Contrasting death to appreciate life - the better therapy. You need the one to know the other. November 2nd looms again, ready to remind me these days are tick tick ticking away. And that, one day, I'll be gone. "Of course," says my dad. "So what?"

 

Death now to me is as inevitable as traffic, long lines at Costco, income taxes - as uninvited as gray hair and unwelcome as wrinkles.

 

The Altar and its colorful fabrics and smiling figurines ease the fear of death. Like a bright sponge, it sops up the inky fear.
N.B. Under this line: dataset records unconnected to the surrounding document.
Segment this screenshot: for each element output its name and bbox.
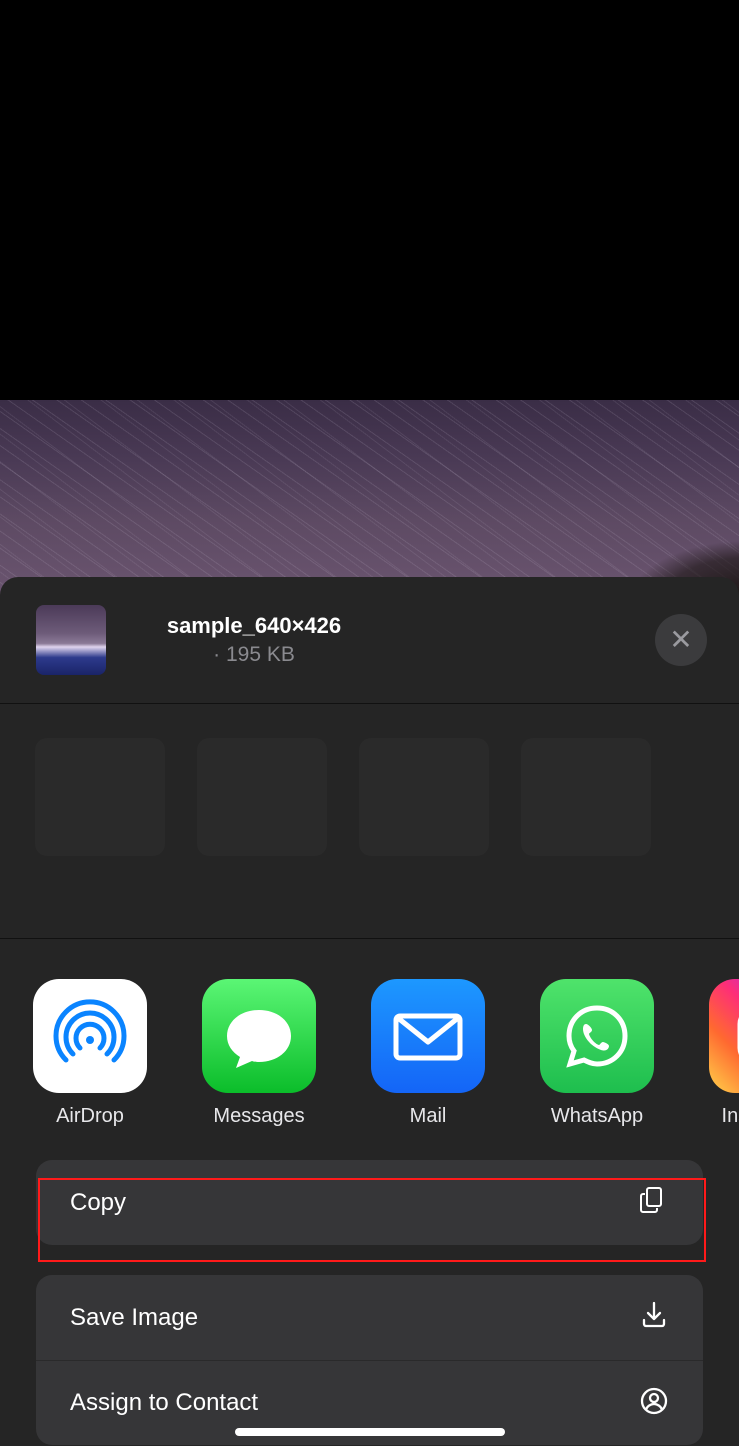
action-label: Save Image — [70, 1304, 198, 1332]
action-group: Copy — [36, 1160, 703, 1245]
copy-icon — [637, 1184, 669, 1221]
sheet-header: sample_640×426 · 195 KB ✕ — [0, 577, 739, 703]
share-app-messages[interactable]: Messages — [202, 979, 316, 1128]
save-image-action[interactable]: Save Image — [36, 1275, 703, 1360]
download-icon — [639, 1300, 669, 1335]
share-app-instagram[interactable]: Instagram — [709, 979, 739, 1128]
close-button[interactable]: ✕ — [655, 614, 707, 666]
background-photo — [0, 400, 739, 600]
app-label: Instagram — [722, 1105, 739, 1128]
recent-placeholder — [197, 738, 327, 856]
airdrop-icon — [33, 979, 147, 1093]
recent-placeholder — [359, 738, 489, 856]
file-thumbnail — [36, 605, 106, 675]
recent-placeholder — [521, 738, 651, 856]
contact-icon — [639, 1386, 669, 1421]
action-label: Assign to Contact — [70, 1389, 258, 1417]
file-size: · 195 KB — [124, 643, 384, 667]
app-label: Messages — [213, 1105, 304, 1128]
airdrop-recents-row — [0, 704, 739, 939]
home-indicator[interactable] — [235, 1428, 505, 1436]
app-label: WhatsApp — [551, 1105, 643, 1128]
file-info: sample_640×426 · 195 KB — [124, 613, 384, 667]
mail-icon — [371, 979, 485, 1093]
action-list: Copy Save Image — [0, 1128, 739, 1445]
share-sheet: sample_640×426 · 195 KB ✕ — [0, 577, 739, 1446]
whatsapp-icon — [540, 979, 654, 1093]
file-name: sample_640×426 — [124, 613, 384, 639]
instagram-icon — [709, 979, 739, 1093]
recent-placeholder — [35, 738, 165, 856]
share-app-airdrop[interactable]: AirDrop — [33, 979, 147, 1128]
share-apps-row[interactable]: AirDrop Messages Mail — [0, 939, 739, 1128]
action-group: Save Image Assign to Contact — [36, 1275, 703, 1445]
app-label: AirDrop — [56, 1105, 124, 1128]
messages-icon — [202, 979, 316, 1093]
share-app-whatsapp[interactable]: WhatsApp — [540, 979, 654, 1128]
copy-action[interactable]: Copy — [36, 1160, 703, 1245]
share-app-mail[interactable]: Mail — [371, 979, 485, 1128]
close-icon: ✕ — [669, 626, 692, 654]
action-label: Copy — [70, 1189, 126, 1217]
app-label: Mail — [410, 1105, 447, 1128]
I no longer think about Death as an existential dread, and accept it for the price of being alive. With the joys there will come sorrows. With the light comes the dark. This contrast is where Life happens - and trust me, Life happens! This compact was made at birth - heres' the thing - this is the tradeoff: It will all end one day. The stopwatch starts - happy birth day - and you're off! Your days are a library book on loan.

 

Enjoy, and make it a great Life.

Once afraid of Death, David Lopez looks forward to haunting his old grounds, inspecting his tomb, and tickling the feet of those that owe him. Lopez has been teaching since 2002, and hopes to kick the bucket in the middle of a great lesson on hyperbole - exaggerating for comic effect. Those students will never forget that lesson.